Antes de irse, Ernesto se acercó a mí y me dijo: "Esta noche me gustaría que tuviéramos tiempo para hablar, tranquilos". Al fin. "Claro, mi amor", le dije. Y antes de salir agregó: "Si llaman de la oficina, avisa que voy a llegar recién al mediodía".

8.

Me tentaba seguir a Ernesto, me aterraba pensar en la cantidad de burradas que podía hacer ese hombre en cuatro horas. Pero se me ocurrió una idea mejor: ir a su oficina. Abrí el placard y busqué qué ponerme. Tenía que verme bien. Sin llamar la atención, no nos olvidemos de que había una muerta de por medio. Nada me conformaba. De alguna manera, ésa era una ocasión especial. Una no se puede presentar en la oficina del marido en jeans y zapatillas.

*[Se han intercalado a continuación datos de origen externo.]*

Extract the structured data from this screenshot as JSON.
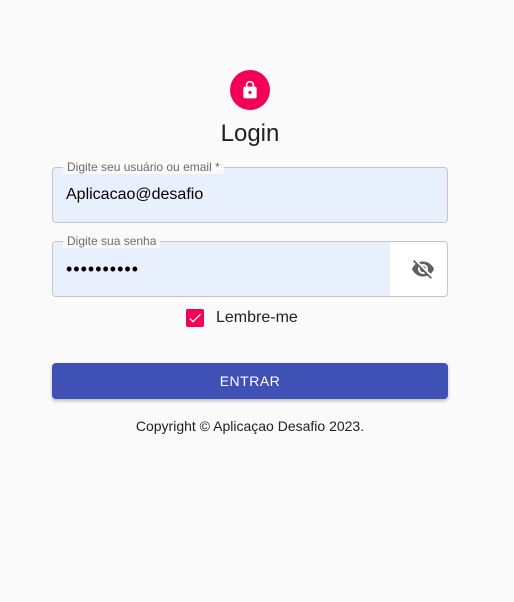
{
  "header": {
    "icon": "lock-icon",
    "title": "Login"
  },
  "form": {
    "email": {
      "label": "Digite seu usuário ou email *",
      "value": "Aplicacao@desafio"
    },
    "password": {
      "label": "Digite sua senha",
      "value": "••••••••••",
      "toggle_icon": "eye-off-icon"
    },
    "remember": {
      "label": "Lembre-me",
      "checked": true
    },
    "submit_label": "ENTRAR"
  },
  "footer": {
    "copyright": "Copyright © Aplicaçao Desafio 2023."
  },
  "colors": {
    "accent": "#f50057",
    "primary": "#3f51b5",
    "autofill": "#e8f0fe"
  }
}
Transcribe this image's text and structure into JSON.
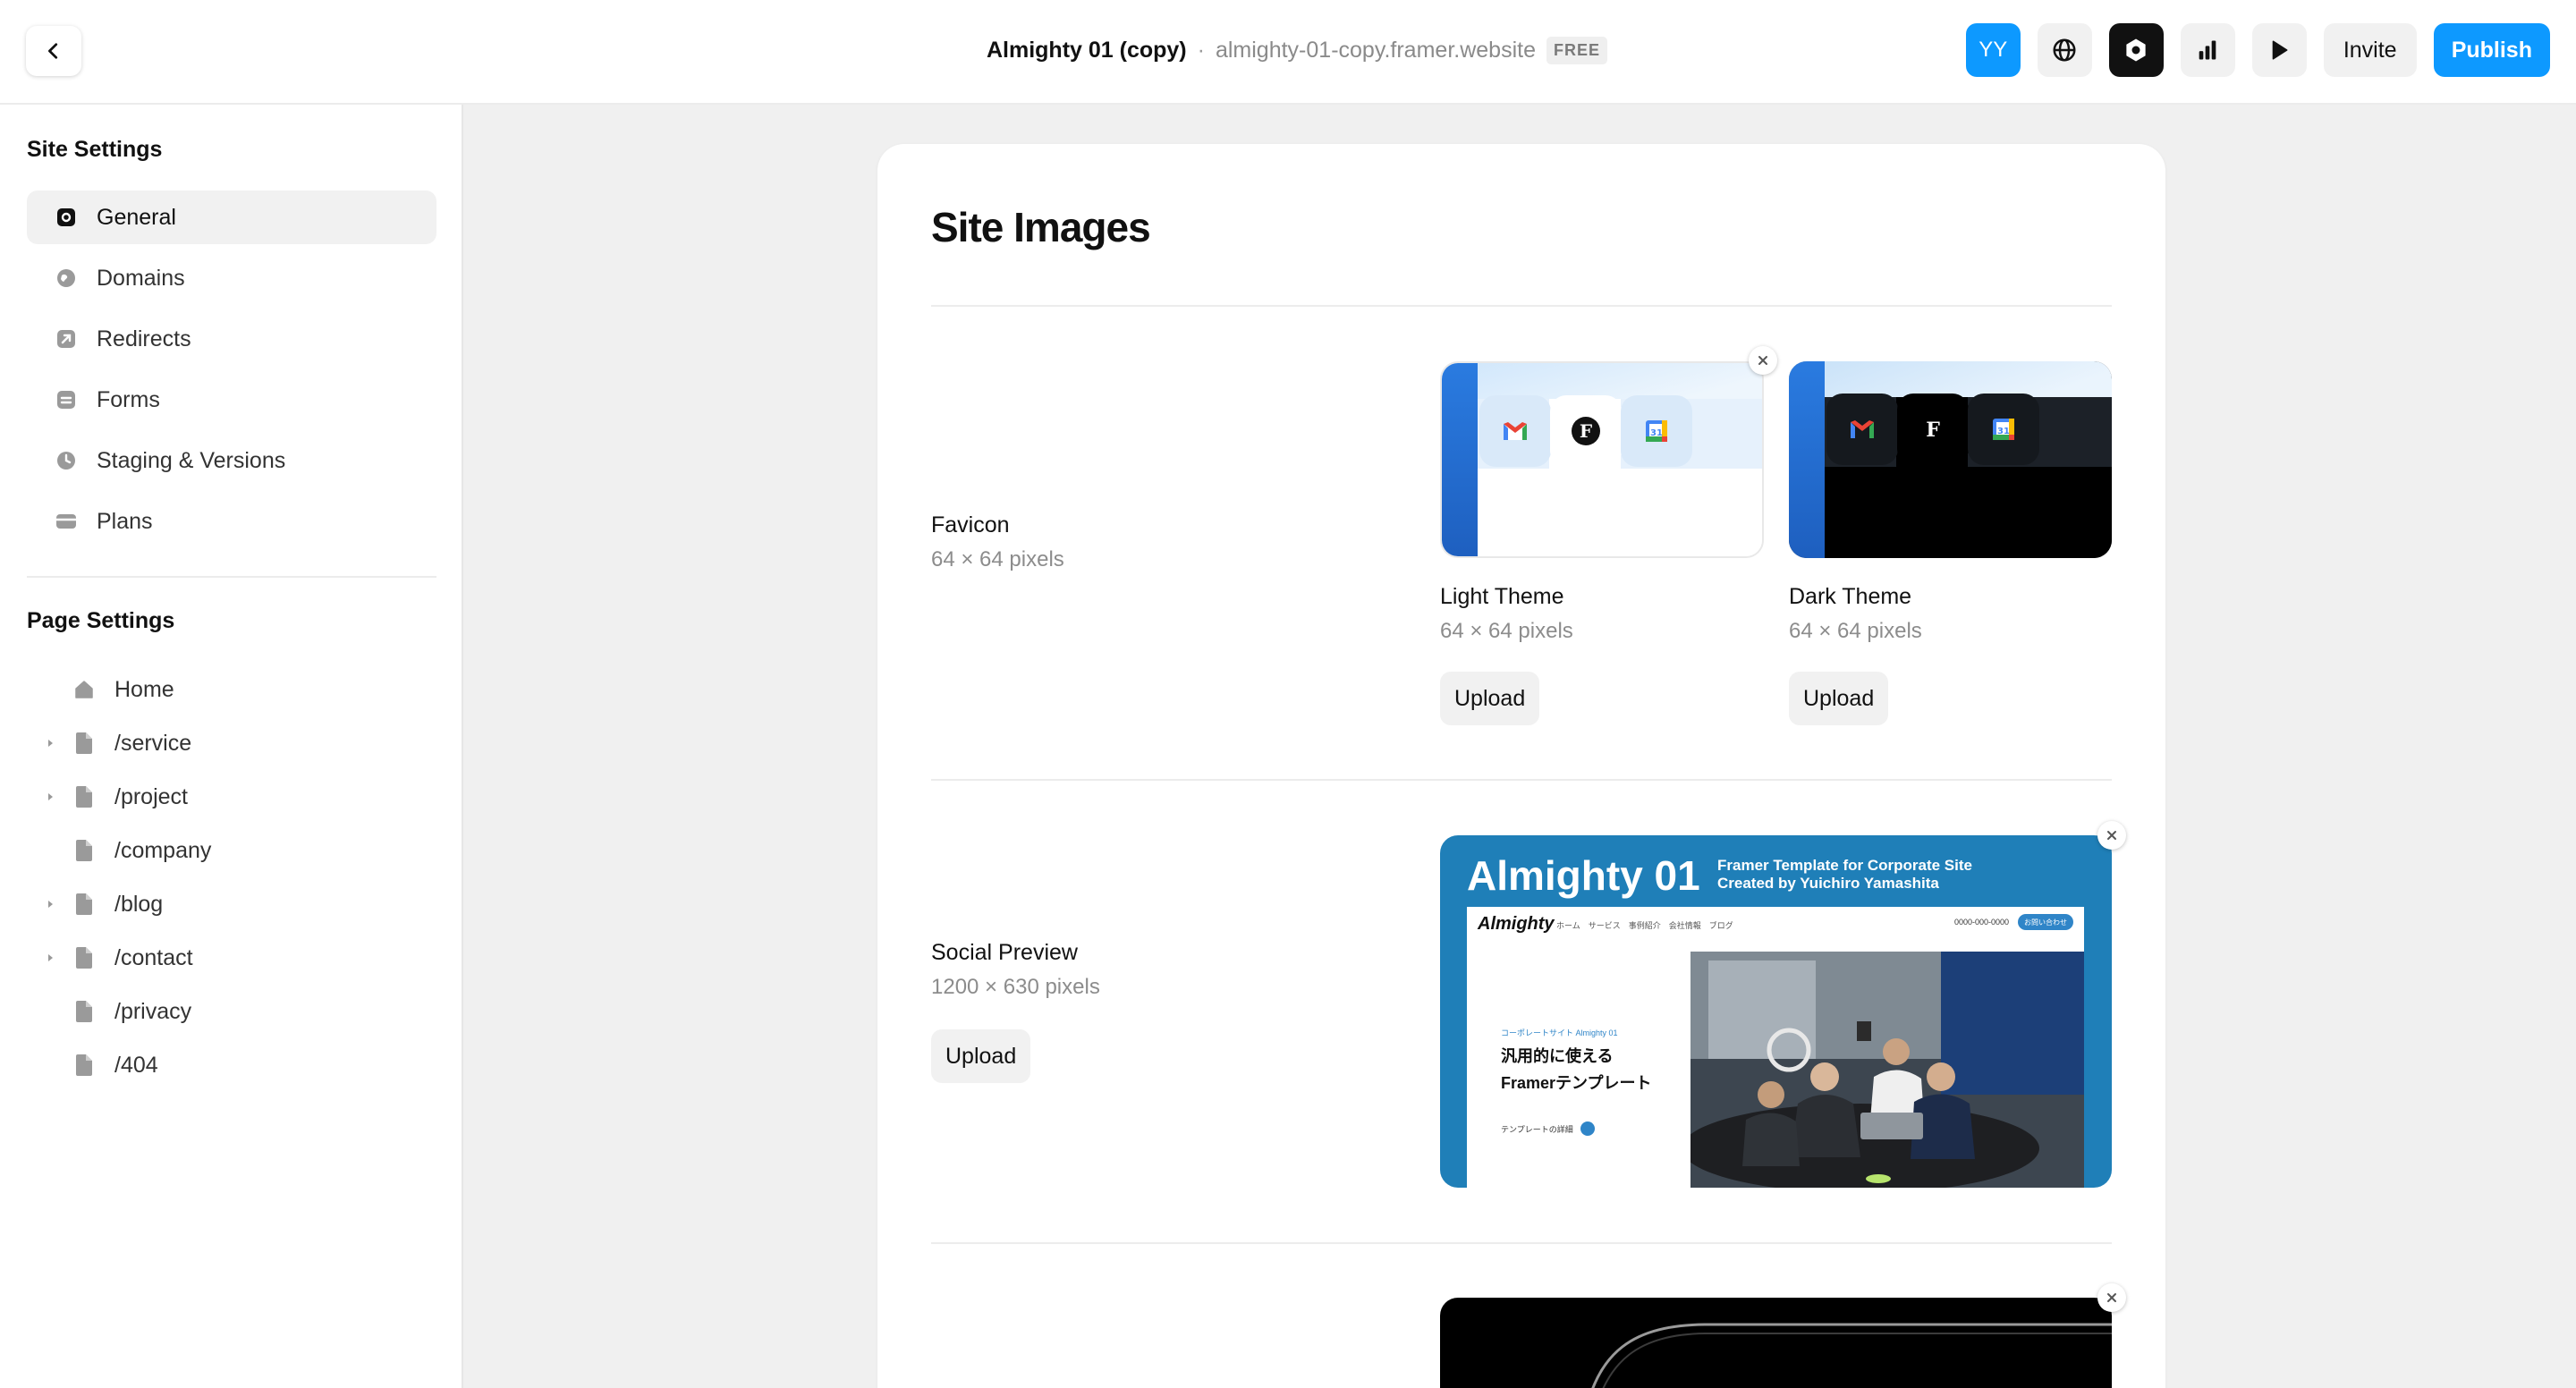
{
  "header": {
    "project_title": "Almighty 01 (copy)",
    "separator": "·",
    "site_url": "almighty-01-copy.framer.website",
    "plan_badge": "FREE",
    "avatar_initials": "YY",
    "invite_label": "Invite",
    "publish_label": "Publish",
    "accent_color": "#0d99ff"
  },
  "sidebar": {
    "site_settings_heading": "Site Settings",
    "site_items": [
      {
        "label": "General",
        "icon": "gear-icon",
        "active": true
      },
      {
        "label": "Domains",
        "icon": "globe-icon"
      },
      {
        "label": "Redirects",
        "icon": "redirect-icon"
      },
      {
        "label": "Forms",
        "icon": "form-icon"
      },
      {
        "label": "Staging & Versions",
        "icon": "clock-icon"
      },
      {
        "label": "Plans",
        "icon": "card-icon"
      }
    ],
    "page_settings_heading": "Page Settings",
    "pages": [
      {
        "label": "Home",
        "icon": "home-icon",
        "expandable": false
      },
      {
        "label": "/service",
        "icon": "page-icon",
        "expandable": true
      },
      {
        "label": "/project",
        "icon": "page-icon",
        "expandable": true
      },
      {
        "label": "/company",
        "icon": "page-icon",
        "expandable": false
      },
      {
        "label": "/blog",
        "icon": "page-icon",
        "expandable": true
      },
      {
        "label": "/contact",
        "icon": "page-icon",
        "expandable": true
      },
      {
        "label": "/privacy",
        "icon": "page-icon",
        "expandable": false
      },
      {
        "label": "/404",
        "icon": "page-icon",
        "expandable": false
      }
    ]
  },
  "main": {
    "title": "Site Images",
    "favicon": {
      "label": "Favicon",
      "size": "64 × 64 pixels",
      "light": {
        "label": "Light Theme",
        "size": "64 × 64 pixels",
        "upload_label": "Upload"
      },
      "dark": {
        "label": "Dark Theme",
        "size": "64 × 64 pixels",
        "upload_label": "Upload"
      }
    },
    "social_preview": {
      "label": "Social Preview",
      "size": "1200 × 630 pixels",
      "upload_label": "Upload",
      "preview": {
        "heading": "Almighty 01",
        "tagline_1": "Framer Template for Corporate Site",
        "tagline_2": "Created by Yuichiro Yamashita",
        "logo": "Almighty",
        "nav": "ホーム　サービス　事例紹介　会社情報　ブログ",
        "phone": "0000-000-0000",
        "cta": "お問い合わせ",
        "small_heading": "コーポレートサイト Almighty 01",
        "main_line_1": "汎用的に使える",
        "main_line_2": "Framerテンプレート",
        "link_text": "テンプレートの詳細",
        "brand_color": "#1f7fb8"
      }
    }
  }
}
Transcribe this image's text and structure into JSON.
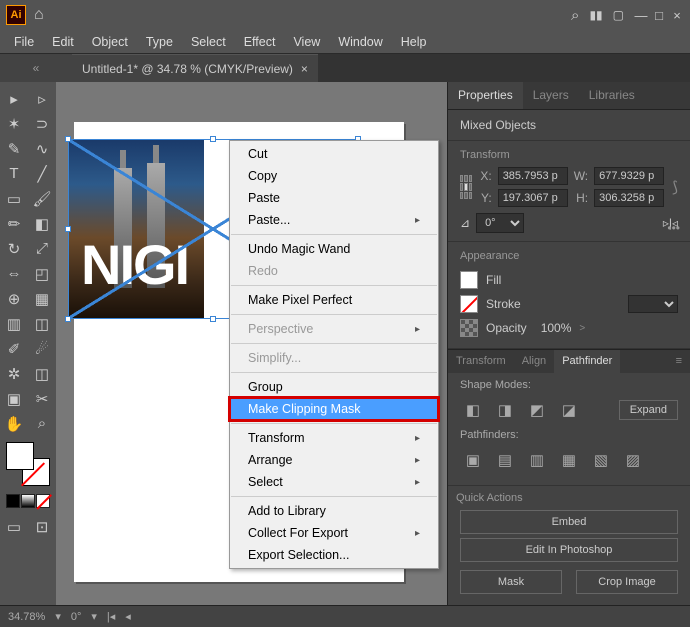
{
  "titlebar": {
    "logo": "Ai"
  },
  "menubar": {
    "items": [
      "File",
      "Edit",
      "Object",
      "Type",
      "Select",
      "Effect",
      "View",
      "Window",
      "Help"
    ]
  },
  "doctab": {
    "title": "Untitled-1* @ 34.78 % (CMYK/Preview)",
    "close": "×"
  },
  "canvas": {
    "text_artwork": "NIGI"
  },
  "context_menu": {
    "items": [
      {
        "label": "Cut",
        "enabled": true
      },
      {
        "label": "Copy",
        "enabled": true
      },
      {
        "label": "Paste",
        "enabled": true
      },
      {
        "label": "Paste...",
        "enabled": true,
        "submenu": true
      },
      {
        "sep": true
      },
      {
        "label": "Undo Magic Wand",
        "enabled": true
      },
      {
        "label": "Redo",
        "enabled": false
      },
      {
        "sep": true
      },
      {
        "label": "Make Pixel Perfect",
        "enabled": true
      },
      {
        "sep": true
      },
      {
        "label": "Perspective",
        "enabled": false,
        "submenu": true
      },
      {
        "sep": true
      },
      {
        "label": "Simplify...",
        "enabled": false
      },
      {
        "sep": true
      },
      {
        "label": "Group",
        "enabled": true
      },
      {
        "label": "Make Clipping Mask",
        "enabled": true,
        "highlight": true
      },
      {
        "sep": true
      },
      {
        "label": "Transform",
        "enabled": true,
        "submenu": true
      },
      {
        "label": "Arrange",
        "enabled": true,
        "submenu": true
      },
      {
        "label": "Select",
        "enabled": true,
        "submenu": true
      },
      {
        "sep": true
      },
      {
        "label": "Add to Library",
        "enabled": true
      },
      {
        "label": "Collect For Export",
        "enabled": true,
        "submenu": true
      },
      {
        "label": "Export Selection...",
        "enabled": true
      }
    ]
  },
  "panels": {
    "tabs": [
      "Properties",
      "Layers",
      "Libraries"
    ],
    "mixed": "Mixed Objects",
    "transform_title": "Transform",
    "X": "385.7953 p",
    "Y": "197.3067 p",
    "W": "677.9329 p",
    "H": "306.3258 p",
    "rotate": "0°",
    "appearance_title": "Appearance",
    "fill_label": "Fill",
    "stroke_label": "Stroke",
    "opacity_label": "Opacity",
    "opacity_value": "100%",
    "small_tabs": [
      "Transform",
      "Align",
      "Pathfinder"
    ],
    "shape_modes": "Shape Modes:",
    "expand": "Expand",
    "pathfinders": "Pathfinders:",
    "quick_actions": "Quick Actions",
    "embed": "Embed",
    "edit_ps": "Edit In Photoshop",
    "mask": "Mask",
    "crop": "Crop Image"
  },
  "statusbar": {
    "zoom": "34.78%",
    "rot": "0°"
  }
}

Por más que sean de marca. Es una cuestión de imagen. Una tiene que ser coherente con la imagen que los demás se van formando de la mujer de un ejecutivo. Y la mujer de Pereyra no era para ellos una gorda con batón y ruleros. De eso estoy segura. Mi marido siempre se viste muy bien, se combina la corbata con el color de las medias, me mata si la camisa que se quiere poner tiene una arruga o sus zapatos no están recién lustrados. Es muy detallista.